7 December 2011 • Pearl Harbor Day • Still in the 60s
Overfalls Shoals, Hen and Chickens Shoal, the 8s, the rip outside the Outer Wall - we tried them all last Sunday. Fished hard. Eels and Stretch 25s. Slack tide and ripping tide. Cliff Diver caught one spotted dogfish. Jay Reamer and I weren't envious. Six hours we spent trying to coax a striper to take a hook. Frustrating, but it was a nice day. South wind and calm seas. That may be the problem. Stripers like their weather a little on the trashy side.
The only consolation for me is that very few people reported catching any stripers on Sunday. I say very few because Ralph Short told me he and his son Ryan caught one keeper early on Sunday morning.
Later, when I drove into the Lewes Yacht Club launching ramp to pull Nellie Lankford the Falgowski contingent had its usual Occupy Fish Station movement in place fileting out several beautiful striped bass. Those boys are some fish-catching fools. No one has a higher success ratio than they.

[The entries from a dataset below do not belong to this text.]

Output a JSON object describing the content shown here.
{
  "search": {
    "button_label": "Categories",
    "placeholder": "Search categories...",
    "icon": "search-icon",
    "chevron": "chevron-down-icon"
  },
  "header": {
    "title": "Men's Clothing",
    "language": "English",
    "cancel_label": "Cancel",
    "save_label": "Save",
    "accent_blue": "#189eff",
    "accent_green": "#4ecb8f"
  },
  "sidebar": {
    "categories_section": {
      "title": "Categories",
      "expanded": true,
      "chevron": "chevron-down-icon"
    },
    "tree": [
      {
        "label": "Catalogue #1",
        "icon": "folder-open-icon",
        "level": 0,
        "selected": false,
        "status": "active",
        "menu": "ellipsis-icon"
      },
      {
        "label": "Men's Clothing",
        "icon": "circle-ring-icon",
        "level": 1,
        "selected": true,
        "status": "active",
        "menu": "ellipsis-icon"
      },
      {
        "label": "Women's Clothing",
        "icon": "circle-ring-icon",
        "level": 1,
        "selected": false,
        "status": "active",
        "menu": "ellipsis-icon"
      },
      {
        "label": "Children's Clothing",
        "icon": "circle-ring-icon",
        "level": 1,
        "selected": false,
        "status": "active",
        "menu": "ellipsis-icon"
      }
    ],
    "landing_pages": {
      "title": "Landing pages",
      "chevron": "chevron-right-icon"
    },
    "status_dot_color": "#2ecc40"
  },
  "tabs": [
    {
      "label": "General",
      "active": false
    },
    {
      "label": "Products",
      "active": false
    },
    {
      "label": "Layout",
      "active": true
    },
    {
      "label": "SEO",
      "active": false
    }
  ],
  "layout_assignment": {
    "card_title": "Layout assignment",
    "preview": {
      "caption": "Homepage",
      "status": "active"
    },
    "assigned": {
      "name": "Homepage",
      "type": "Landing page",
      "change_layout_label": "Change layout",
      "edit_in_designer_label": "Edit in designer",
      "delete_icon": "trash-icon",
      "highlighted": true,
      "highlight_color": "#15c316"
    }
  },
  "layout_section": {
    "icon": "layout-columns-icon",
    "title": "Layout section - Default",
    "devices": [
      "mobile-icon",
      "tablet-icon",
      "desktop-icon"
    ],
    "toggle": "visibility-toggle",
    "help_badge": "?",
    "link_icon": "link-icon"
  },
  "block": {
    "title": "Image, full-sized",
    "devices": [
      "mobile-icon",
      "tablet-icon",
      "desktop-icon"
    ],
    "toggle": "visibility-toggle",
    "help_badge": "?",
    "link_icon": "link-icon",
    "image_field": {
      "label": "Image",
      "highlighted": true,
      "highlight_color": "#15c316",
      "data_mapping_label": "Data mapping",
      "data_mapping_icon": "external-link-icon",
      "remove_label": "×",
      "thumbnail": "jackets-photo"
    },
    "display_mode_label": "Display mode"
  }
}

I didn't bother to tell them about our trophy dogfish. It was bad enough that while they were bagging their last filets I damn near fell into the drink trying to hook the bow of Nellie to the tow cable while balancing on the tongue of the trailer to keep my boots dry. It would have been embarrassing if I hadn't recovered so nicely - after hanging over the water for about fifteen seconds and thinking how stupid I looked. But then I was like Baryshnikov losing balance for an instant and then flying through the air as gracefully as a Cooper's Hawk on its rounds through back yards. Unfortunately, by the time I had finished hawking and recovering, the master striper fishermen had left and there I stood in the back of the pick up - still with dry boots mind you - with nothing but the sound of Diver and Reamer snickering and chortling. I can't tell you whether it was the snickering or the chortling that irritated me more, or the fact that the Falgowskis keep catching fish while all I have to show for the season is one 21-inch but out-of-season flounder, one short striper and Diver's spotted dogfish.
Still, there's lots of time between now and Christmas and this striper bite isn't over.
When we came back in from out in the mouth of the bay, I recalled that I had taken a photo the week before of contractors placing stone around the base of the Harbor of Refuge Lighthouse. The hydraulic action of pounding nor'easters has displaced a lot of the protective stonework for the lighthouse, jeopardizing its ability to remain standing for many more years. The nation and the Army Corps of Engineers, not to mention all of us in Delaware, don't want to see a repeat of 1926 when the iconic Cape Henlopen Lighthouse tumbled into the sea for lack of any protective measures.
Contractors placing the huge boulders around the light are using the inside of the inner wall - the Delaware Breakwater - as their staging area. It's there, just inside the East End Light, that they crane boulders from a large barge to a smaller unit for the Harbor of Refuge work. Between the beach-filling work, the lighthouse base repairs and dredging in the Lewes-Rehoboth Canal to clear silt from boat slips, there's a lot of activity along the Lewes waterfront.
And some people are even catching keeper stripers.